The Canada Revenue Agency (CRA) offers countless tax breaks to taxpayers. However, most people miss the most common ones. The tax deadline is approaching, so it would be best to know about the tax deductions that are often missed to reduce your taxes payable.
If you qualify for these tax breaks, you will have more money in your pocket when tax season is over. Here are four tax breaks you might miss in recent tax years.
1. Medical expenses
Canadians are familiar with medical expense claims. However, like private medical insurance premiums, a lot of them are tax deductible, in case you didn’t know. You can also claim tuition fees for children with disabilities. If you need to do home renovations to improve mobility or access, the CRA allows you to claim such an expense.
If you are seeking medical treatment in a clinic or hospital more than 40 kilometers away, your travel expenses are also tax deductible. Remember, you can also get tax breaks on prescription contact lenses or glasses, dentures, and dental implants.
2. Union or professional dues
Members of trade unions or professional organizations can claim union dues or professional fees at tax time. Be sure to keep receipts as documentary proof. Even the certification or licensing exam fees for a profession can be considered tuition fees. The CRA clarifies that expenses reimbursed by employers are not eligible expenses.
3. Interest on student loans
One non-refundable credit that taxpayers typically overlook is interest paid on a student loan. However, a line of credit or a personal loan to finance education is not eligible. Only student loans received under the Federal law on student financial assistance and Canada Student Loans Act Is eligible. You can defer this loan interest for up to five years.
4. Charitable donation tax credit
Generous Canadians Get Tax Relief for Charitable Donations. You can claim the charitable donation tax credit if you donate to an eligible donee. The tax credit could reach up to 33% of the supply at the federal level. An additional duty of 24% is possible depending on your province of residence.
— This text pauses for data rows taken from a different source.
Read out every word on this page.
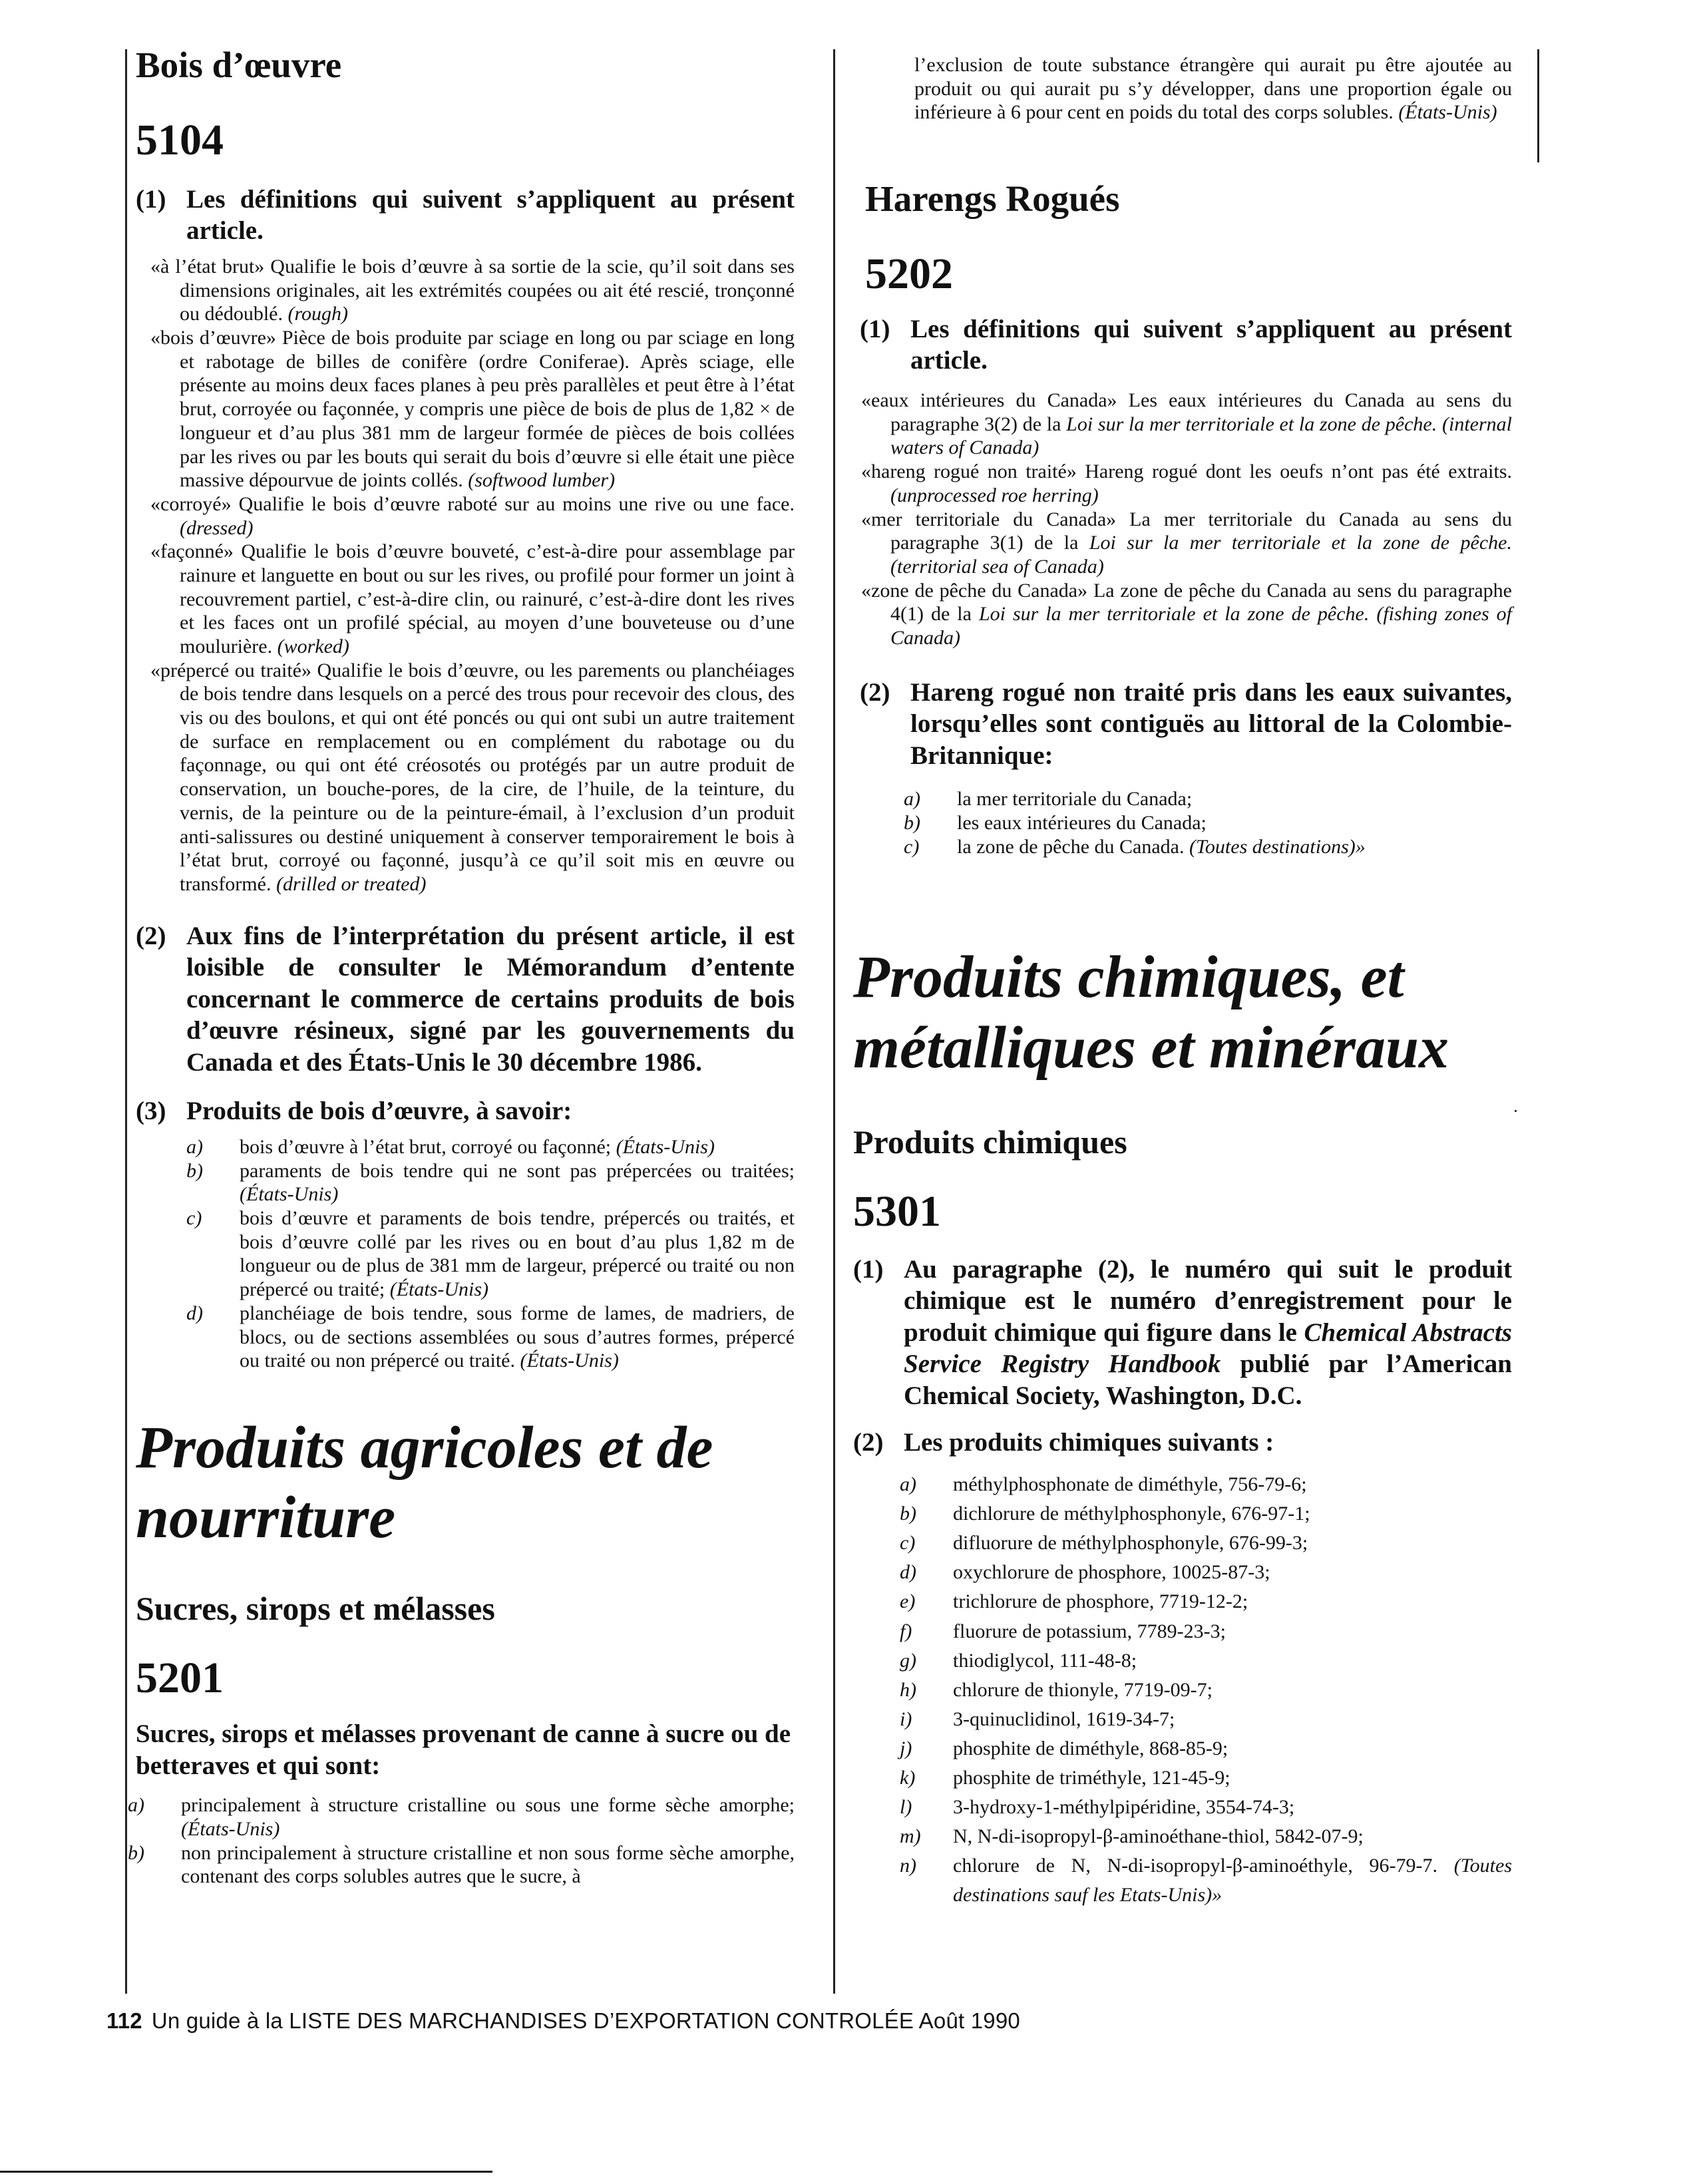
Bois d’œuvre
5104
(1) Les définitions qui suivent s’appliquent au présent article.

«à l’état brut» Qualifie le bois d’œuvre à sa sortie de la scie, qu’il soit dans ses dimensions originales, ait les extrémités coupées ou ait été rescié, tronçonné ou dédoublé. (rough)

«bois d’œuvre» Pièce de bois produite par sciage en long ou par sciage en long et rabotage de billes de conifère (ordre Coniferae). Après sciage, elle présente au moins deux faces planes à peu près parallèles et peut être à l’état brut, corroyée ou façonnée, y compris une pièce de bois de plus de 1,82 × de longueur et d’au plus 381 mm de largeur formée de pièces de bois collées par les rives ou par les bouts qui serait du bois d’œuvre si elle était une pièce massive dépourvue de joints collés. (softwood lumber)

«corroyé» Qualifie le bois d’œuvre raboté sur au moins une rive ou une face. (dressed)

«façonné» Qualifie le bois d’œuvre bouveté, c’est-à-dire pour assemblage par rainure et languette en bout ou sur les rives, ou profilé pour former un joint à recouvrement partiel, c’est-à-dire clin, ou rainuré, c’est-à-dire dont les rives et les faces ont un profilé spécial, au moyen d’une bouveteuse ou d’une moulurière. (worked)

«prépercé ou traité» Qualifie le bois d’œuvre, ou les parements ou planchéiages de bois tendre dans lesquels on a percé des trous pour recevoir des clous, des vis ou des boulons, et qui ont été poncés ou qui ont subi un autre traitement de surface en remplacement ou en complément du rabotage ou du façonnage, ou qui ont été créosotés ou protégés par un autre produit de conservation, un bouche-pores, de la cire, de l’huile, de la teinture, du vernis, de la peinture ou de la peinture-émail, à l’exclusion d’un produit anti-salissures ou destiné uniquement à conserver temporairement le bois à l’état brut, corroyé ou façonné, jusqu’à ce qu’il soit mis en œuvre ou transformé. (drilled or treated)

(2) Aux fins de l’interprétation du présent article, il est loisible de consulter le Mémorandum d’entente concernant le commerce de certains produits de bois d’œuvre résineux, signé par les gouvernements du Canada et des États-Unis le 30 décembre 1986.
(3) Produits de bois d’œuvre, à savoir:
a)	bois d’œuvre à l’état brut, corroyé ou façonné; (États-Unis)
b)	paraments de bois tendre qui ne sont pas prépercées ou traitées; (États-Unis)
c)	bois d’œuvre et paraments de bois tendre, prépercés ou traités, et bois d’œuvre collé par les rives ou en bout d’au plus 1,82 m de longueur ou de plus de 381 mm de largeur, prépercé ou traité ou non prépercé ou traité; (États-Unis)
d)	planchéiage de bois tendre, sous forme de lames, de madriers, de blocs, ou de sections assemblées ou sous d’autres formes, prépercé ou traité ou non prépercé ou traité. (États-Unis)
Produits agricoles et de nourriture
Sucres, sirops et mélasses
5201

Sucres, sirops et mélasses provenant de canne à sucre ou de betteraves et qui sont:

a)	principalement à structure cristalline ou sous une forme sèche amorphe; (États-Unis)
b)	non principalement à structure cristalline et non sous forme sèche amorphe, contenant des corps solubles autres que le sucre, à

l’exclusion de toute substance étrangère qui aurait pu être ajoutée au produit ou qui aurait pu s’y développer, dans une proportion égale ou inférieure à 6 pour cent en poids du total des corps solubles. (États-Unis)

Harengs Rogués
5202
(1) Les définitions qui suivent s’appliquent au présent article.

«eaux intérieures du Canada» Les eaux intérieures du Canada au sens du paragraphe 3(2) de la Loi sur la mer territoriale et la zone de pêche. (internal waters of Canada)

«hareng rogué non traité» Hareng rogué dont les oeufs n’ont pas été extraits. (unprocessed roe herring)

«mer territoriale du Canada» La mer territoriale du Canada au sens du paragraphe 3(1) de la Loi sur la mer territoriale et la zone de pêche. (territorial sea of Canada)

«zone de pêche du Canada» La zone de pêche du Canada au sens du paragraphe 4(1) de la Loi sur la mer territoriale et la zone de pêche. (fishing zones of Canada)

(2) Hareng rogué non traité pris dans les eaux suivantes, lorsqu’elles sont contiguës au littoral de la Colombie-Britannique:
a)	la mer territoriale du Canada;
b)	les eaux intérieures du Canada;
c)	la zone de pêche du Canada. (Toutes destinations)»
Produits chimiques, et métalliques et minéraux
Produits chimiques
5301
(1) Au paragraphe (2), le numéro qui suit le produit chimique est le numéro d’enregistrement pour le produit chimique qui figure dans le Chemical Abstracts Service Registry Handbook publié par l’American Chemical Society, Washington, D.C.
(2) Les produits chimiques suivants :
a)	méthylphosphonate de diméthyle, 756-79-6;
b)	dichlorure de méthylphosphonyle, 676-97-1;
c)	difluorure de méthylphosphonyle, 676-99-3;
d)	oxychlorure de phosphore, 10025-87-3;
e)	trichlorure de phosphore, 7719-12-2;
f)	fluorure de potassium, 7789-23-3;
g)	thiodiglycol, 111-48-8;
h)	chlorure de thionyle, 7719-09-7;
i)	3-quinuclidinol, 1619-34-7;
j)	phosphite de diméthyle, 868-85-9;
k)	phosphite de triméthyle, 121-45-9;
l)	3-hydroxy-1-méthylpipéridine, 3554-74-3;
m)	N, N-di-isopropyl-β-aminoéthane-thiol, 5842-07-9;
n)	chlorure de N, N-di-isopropyl-β-aminoéthyle, 96-79-7. (Toutes destinations sauf les Etats-Unis)»
112 Un guide à la LISTE DES MARCHANDISES D’EXPORTATION CONTROLÉE Août 1990
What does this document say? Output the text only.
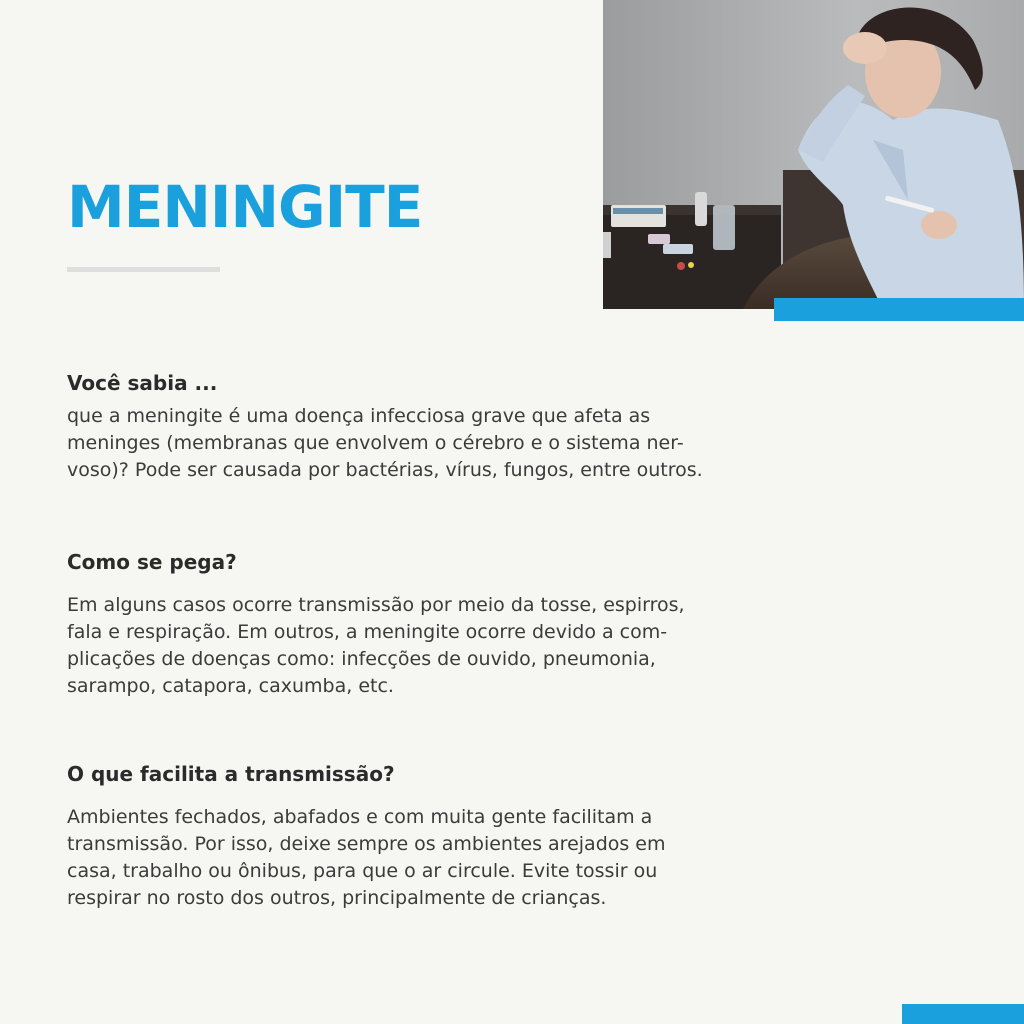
MENINGITE
Você sabia ...

que a meningite é uma doença infecciosa grave que afeta as
meninges (membranas que envolvem o cérebro e o sistema ner-
voso)? Pode ser causada por bactérias, vírus, fungos, entre outros.

Como se pega?

Em alguns casos ocorre transmissão por meio da tosse, espirros,
fala e respiração. Em outros, a meningite ocorre devido a com-
plicações de doenças como: infecções de ouvido, pneumonia,
sarampo, catapora, caxumba, etc.

O que facilita a transmissão?

Ambientes fechados, abafados e com muita gente facilitam a
transmissão. Por isso, deixe sempre os ambientes arejados em
casa, trabalho ou ônibus, para que o ar circule. Evite tossir ou
respirar no rosto dos outros, principalmente de crianças.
For tax-conscious Canadians
Tax-conscious Canadians can further reduce their tax burden by maximizing their Tax-Free Savings Account (TFSA). Your TFSA is a great tool for generating tax-free income. Maximize your annual contribution limits each year if finances allow.
Brookfield Real Estate Partners (TSX: BPY.UN) (NASDAQ: BPY) is a high income stock that fits well in a TFSA. This real estate share is trading at $ 22.23 per share and pays a very high dividend of 7.55%. An investment of $ 6,000 will produce $ 453 of non-taxable passive income in a TFSA. Current shareholders are up 23.03% since the start of the year.
The diversified $ 20.66 billion global real estate company owns and operates one of the largest real estate portfolios in the world. Durable assets include offices, commercial properties, multi-family, industrial, hotel, triple net leases, student housing and manufactured homes.
The goal of management is simple and straightforward. The company acquires high quality assets in resilient and dynamic markets. All investments should generate attractive long-term returns on equity (12% to 15%). It aims to achieve the goal through stable cash flow, asset appreciation and annual distribution growth in line with earnings growth.
Make your tax preparations profitable
Please make your 2021 tax preparations worth it by not neglecting the four tax breaks under your nose.
The ARC post: 4 Tax Breaks Most People Missed appeared first on The Motley Fool Canada.
Foolish contributor Christophe Liew has no position in any of the stocks mentioned.